3. Asking questions can save time. Ex. "This information track is unclear. What solutions have you tried in the past to make this more clear?....Hmmm. Ok, well, you might try this as one possibility..." - versus - "This information track is unclear. Perhaps you could try (blah blah blah blah)....Oh, you've tried that already."

Expressing Opinions
-Opinions are not claims nor are they observations. They are statements concerning personal preference and, as such, are completely arbitrary. Ex. "I personally don't like how you've named these options".
-Because opinions are arbitrary, they should be qualified so that they aren't portrayed like claims. Ex "For me personally, I don't find your theme very interesting" instead of "Your theme isn't very interesting".
-Keep in mind that some people will not like your game regardless of how good it may actually be. This could be due to a number of reasons:

*Different preferences for theme

*Different preferences for the level of strategy involved / Different levels of comprehension (if you present a heavy strategy game to a person who prefers light party games, then you're probably going to get a bad reaction)
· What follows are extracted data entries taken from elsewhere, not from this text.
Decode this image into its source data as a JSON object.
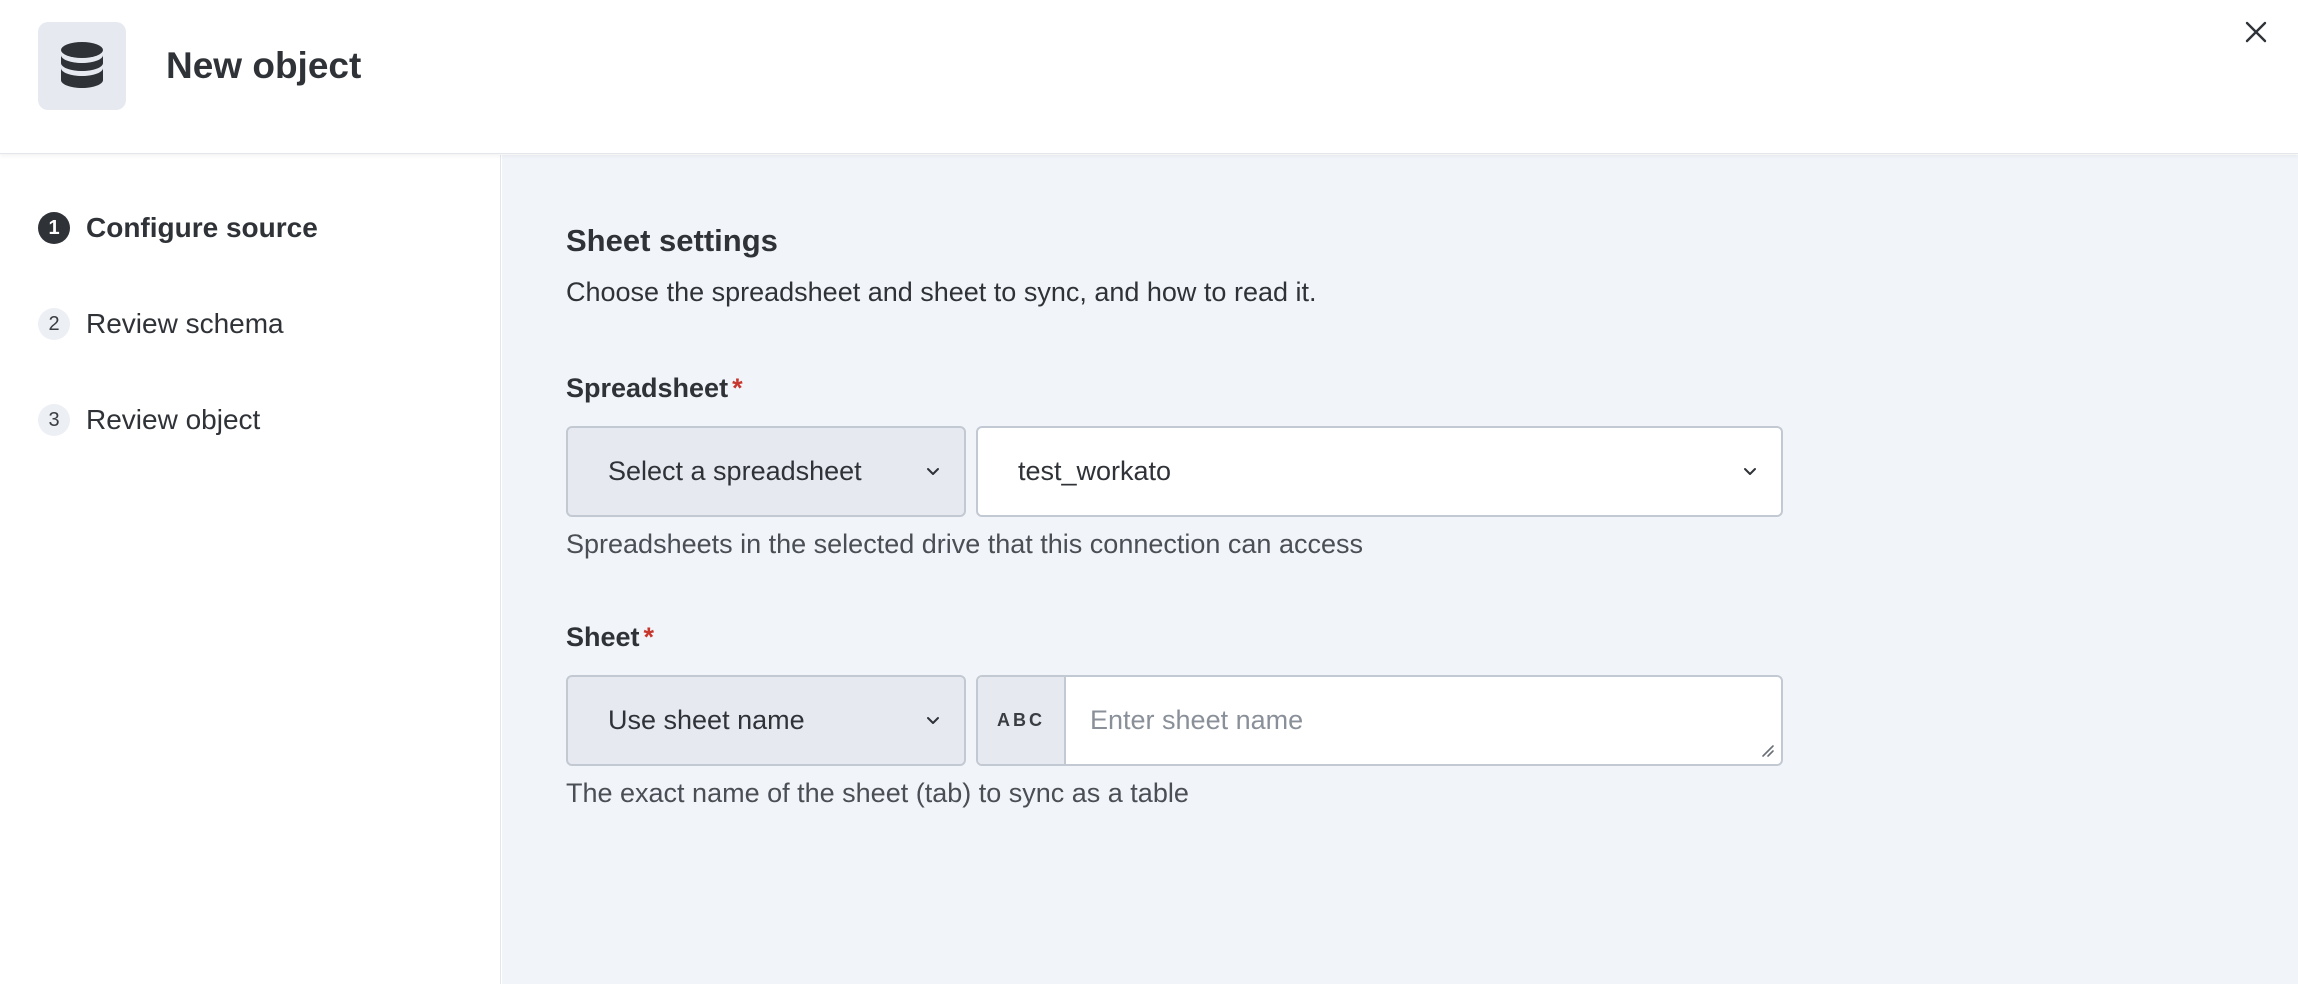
{
  "header": {
    "title": "New object",
    "icon": "database-icon",
    "close_icon": "close-icon"
  },
  "steps": [
    {
      "number": "1",
      "label": "Configure source",
      "active": true
    },
    {
      "number": "2",
      "label": "Review schema",
      "active": false
    },
    {
      "number": "3",
      "label": "Review object",
      "active": false
    }
  ],
  "main": {
    "title": "Sheet settings",
    "description": "Choose the spreadsheet and sheet to sync, and how to read it.",
    "spreadsheet": {
      "label": "Spreadsheet",
      "required_mark": "*",
      "mode_value": "Select a spreadsheet",
      "value": "test_workato",
      "helper": "Spreadsheets in the selected drive that this connection can access"
    },
    "sheet": {
      "label": "Sheet",
      "required_mark": "*",
      "mode_value": "Use sheet name",
      "badge": "ABC",
      "value": "",
      "placeholder": "Enter sheet name",
      "helper": "The exact name of the sheet (tab) to sync as a table"
    }
  },
  "colors": {
    "accent_dark": "#2f3237",
    "required": "#c8372d",
    "panel_bg": "#f1f4f9",
    "control_bg": "#e6eaf0",
    "border": "#c3c9d2"
  }
}
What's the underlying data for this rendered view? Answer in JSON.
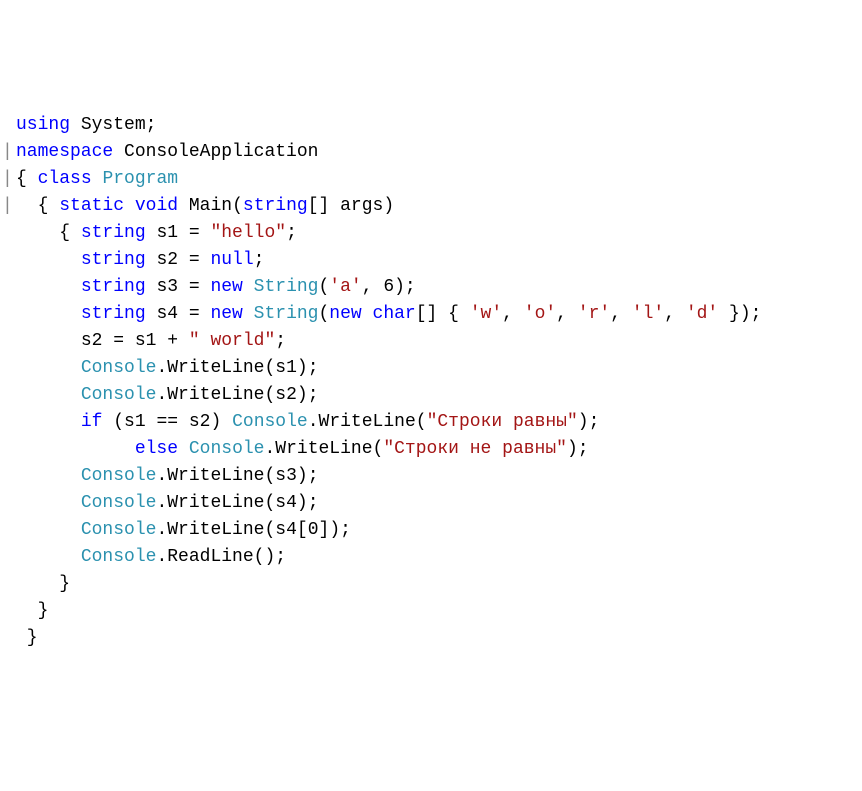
{
  "gutter": {
    "bar": "|"
  },
  "code": {
    "using": "using",
    "system": "System",
    "namespace": "namespace",
    "appname": "ConsoleApplication",
    "class": "class",
    "program": "Program",
    "static": "static",
    "void": "void",
    "main": "Main",
    "string": "string",
    "args": "args",
    "s1": "s1",
    "s2": "s2",
    "s3": "s3",
    "s4": "s4",
    "hello": "\"hello\"",
    "null": "null",
    "new": "new",
    "stringType": "String",
    "charA": "'a'",
    "six": "6",
    "char": "char",
    "chW": "'w'",
    "chO": "'o'",
    "chR": "'r'",
    "chL": "'l'",
    "chD": "'d'",
    "world": "\" world\"",
    "console": "Console",
    "writeLine": "WriteLine",
    "readLine": "ReadLine",
    "if": "if",
    "else": "else",
    "eq": "==",
    "strEqual": "\"Строки равны\"",
    "strNotEqual": "\"Строки не равны\"",
    "zero": "0"
  }
}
*Different preferences for the amount of luck involved in a game (if you present a very luck driven card game to a person who strongly prefers perfect information games, then you're probably going to get a bad reaction)

*Many other factors

-Because of the wide variety of preferences and personalities there are in the world, it is best to playtest your game with a diversity of people to see how different types of people respond to it.

-Because opinions are arbitrary, they should be taken with a "grain of salt". But, if you recognize patterns in the opinions you get from people - especially people who tend to fit the gaming demographic your game is intended for - then you might consider giving those opinions a little more weight in planning out future designs or versions of your game.